Crawford, 60, has endured many meetings where the news was different, where he wasn’t seen as part of the solution. He has also experienced just how successful things can be when teams do get their solutions right, with one Stanley Cup and eight playoff appearances to his name. He has seen it all.
So as Crawford forges on with the Hawks, having adopted a larger and more public-facing role as the associate coach to interim coach Derek King, he holds tightly to the perspective he has gained.
“I’ve been around long enough to know that every job in the league is a good one,” he said Tuesday in a soft voice, far different than his booming yell on the ice. “Whether you’re an assistant just starting out or whether you’re the guys that do the media, I’ve held a lot of jobs in hockey, and they’re all good.

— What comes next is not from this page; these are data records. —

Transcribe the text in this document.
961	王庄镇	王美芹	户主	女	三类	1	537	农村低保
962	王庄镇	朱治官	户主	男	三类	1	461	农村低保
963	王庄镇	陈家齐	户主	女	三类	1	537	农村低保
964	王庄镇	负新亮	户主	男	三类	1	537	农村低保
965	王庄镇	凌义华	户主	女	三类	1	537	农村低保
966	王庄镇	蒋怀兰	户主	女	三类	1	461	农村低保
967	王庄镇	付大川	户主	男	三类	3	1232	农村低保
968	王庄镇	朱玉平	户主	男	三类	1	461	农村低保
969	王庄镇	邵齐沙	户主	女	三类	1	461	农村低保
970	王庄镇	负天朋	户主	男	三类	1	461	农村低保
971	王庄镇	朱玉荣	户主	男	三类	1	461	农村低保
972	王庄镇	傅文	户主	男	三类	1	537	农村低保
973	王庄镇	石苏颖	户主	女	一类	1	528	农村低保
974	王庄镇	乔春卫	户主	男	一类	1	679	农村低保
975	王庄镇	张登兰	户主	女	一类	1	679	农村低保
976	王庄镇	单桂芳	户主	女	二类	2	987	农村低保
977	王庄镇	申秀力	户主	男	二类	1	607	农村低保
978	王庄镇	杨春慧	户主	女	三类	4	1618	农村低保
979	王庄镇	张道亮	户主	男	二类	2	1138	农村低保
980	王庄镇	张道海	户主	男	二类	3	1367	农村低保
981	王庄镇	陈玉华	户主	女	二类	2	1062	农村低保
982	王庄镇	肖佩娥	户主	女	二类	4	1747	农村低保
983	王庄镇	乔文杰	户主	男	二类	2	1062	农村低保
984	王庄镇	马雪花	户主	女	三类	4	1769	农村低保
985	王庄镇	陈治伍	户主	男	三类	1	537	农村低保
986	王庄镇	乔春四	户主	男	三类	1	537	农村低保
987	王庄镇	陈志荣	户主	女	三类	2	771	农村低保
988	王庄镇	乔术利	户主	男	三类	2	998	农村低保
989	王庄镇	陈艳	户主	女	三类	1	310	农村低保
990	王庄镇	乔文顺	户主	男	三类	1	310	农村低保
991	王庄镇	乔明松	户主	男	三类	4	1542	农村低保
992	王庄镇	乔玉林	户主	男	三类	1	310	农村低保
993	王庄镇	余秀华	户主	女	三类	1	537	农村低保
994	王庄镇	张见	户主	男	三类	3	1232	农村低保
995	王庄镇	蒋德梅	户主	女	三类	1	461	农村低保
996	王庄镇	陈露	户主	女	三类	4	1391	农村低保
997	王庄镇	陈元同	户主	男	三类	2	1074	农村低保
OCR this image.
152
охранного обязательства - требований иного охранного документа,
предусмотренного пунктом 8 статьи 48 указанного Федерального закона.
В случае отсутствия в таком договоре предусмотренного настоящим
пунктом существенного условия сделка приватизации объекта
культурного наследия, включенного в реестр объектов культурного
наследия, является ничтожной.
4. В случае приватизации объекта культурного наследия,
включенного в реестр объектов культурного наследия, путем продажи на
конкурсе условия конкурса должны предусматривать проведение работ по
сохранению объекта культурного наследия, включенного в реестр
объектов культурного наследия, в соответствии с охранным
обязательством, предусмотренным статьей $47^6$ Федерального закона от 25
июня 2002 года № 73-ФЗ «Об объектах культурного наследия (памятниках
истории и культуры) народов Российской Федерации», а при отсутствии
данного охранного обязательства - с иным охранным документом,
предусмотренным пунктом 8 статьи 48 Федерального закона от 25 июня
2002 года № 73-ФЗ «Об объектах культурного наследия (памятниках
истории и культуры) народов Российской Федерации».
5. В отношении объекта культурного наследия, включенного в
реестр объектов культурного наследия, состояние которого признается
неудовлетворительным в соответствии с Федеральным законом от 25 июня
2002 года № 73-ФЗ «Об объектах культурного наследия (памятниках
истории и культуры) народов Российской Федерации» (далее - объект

“There’s sometimes 5% of this game that sucks. Seeing friends go and getting fired, getting fired yourself. Sometimes the travel, sometimes the fatigue can be bad. But it’s only about 5%. Everything else is really good, and people would cut their right arm off to be in a position like any of us are in.
“And so the secret is, don’t let the 5% become more. Don’t let it become 6 or 7 or 8 or 9 or 10%. Just keep remembering where you are and keep enjoying every day.”
Crawford’s future still isn’t particularly secure. He’s part of an interim staff, one that could change dramatically again next summer. But he insists he’s acting the same he would if he had a “five-year no-cut contract.”
He’s surrounded by people with whom he’s comfortable, too. His longtime colleague and friend Rob Cookson was just hired as assistant coach. His son, Dylan, is one of two Hawks video coaches — along with Matt Meacham — taking on significantly more duties lately. And his personality has meshed perfectly with King, despite their lack of history together.
“We are really good together because we understand that you can’t take yourself too seriously,” Crawford said. “He likes to have fun. As much as I want to be serious, I also like to have fun, too. We’ve got a nice balance.
“[Derek has] brought his own attitude to the game. It’s a unique attitude. And it’s been well-received by our players. Anytime there’s change, and I’ve been involved in a lot of change . . . sometimes it doesn’t really matter the message. Sometimes it’s the delivery that matters. And he’s been terrific with his delivery.”
Under Jeremy Colliton and alongside Sheldon Brookbank — two coaches he described as “hands-on” — Crawford’s purpose was to be “the veteran coach who they bounced things off of.” He took a more passive role in player interactions to overwhelm them.
Under King, however, Crawford exclusively handles the defensemen and has led most practices, too. Crawford describes his current role as more “vociferous,” although the practice coordination will gradually shift over to King in time.
But both roles were alright with him. After 30 years of coaching, he’s witnessed hockey evolve as a sport, coaching evolve as a practice and players evolve in their ways of absorbing information. And he’s grateful to still be in the thick of it.
“It’s always the right thing to keep yourself focused on the 95% of the game that’s really good,” he said. “Having been through the wars, it’s hopefully an attitude that we can keep selling to everybody.”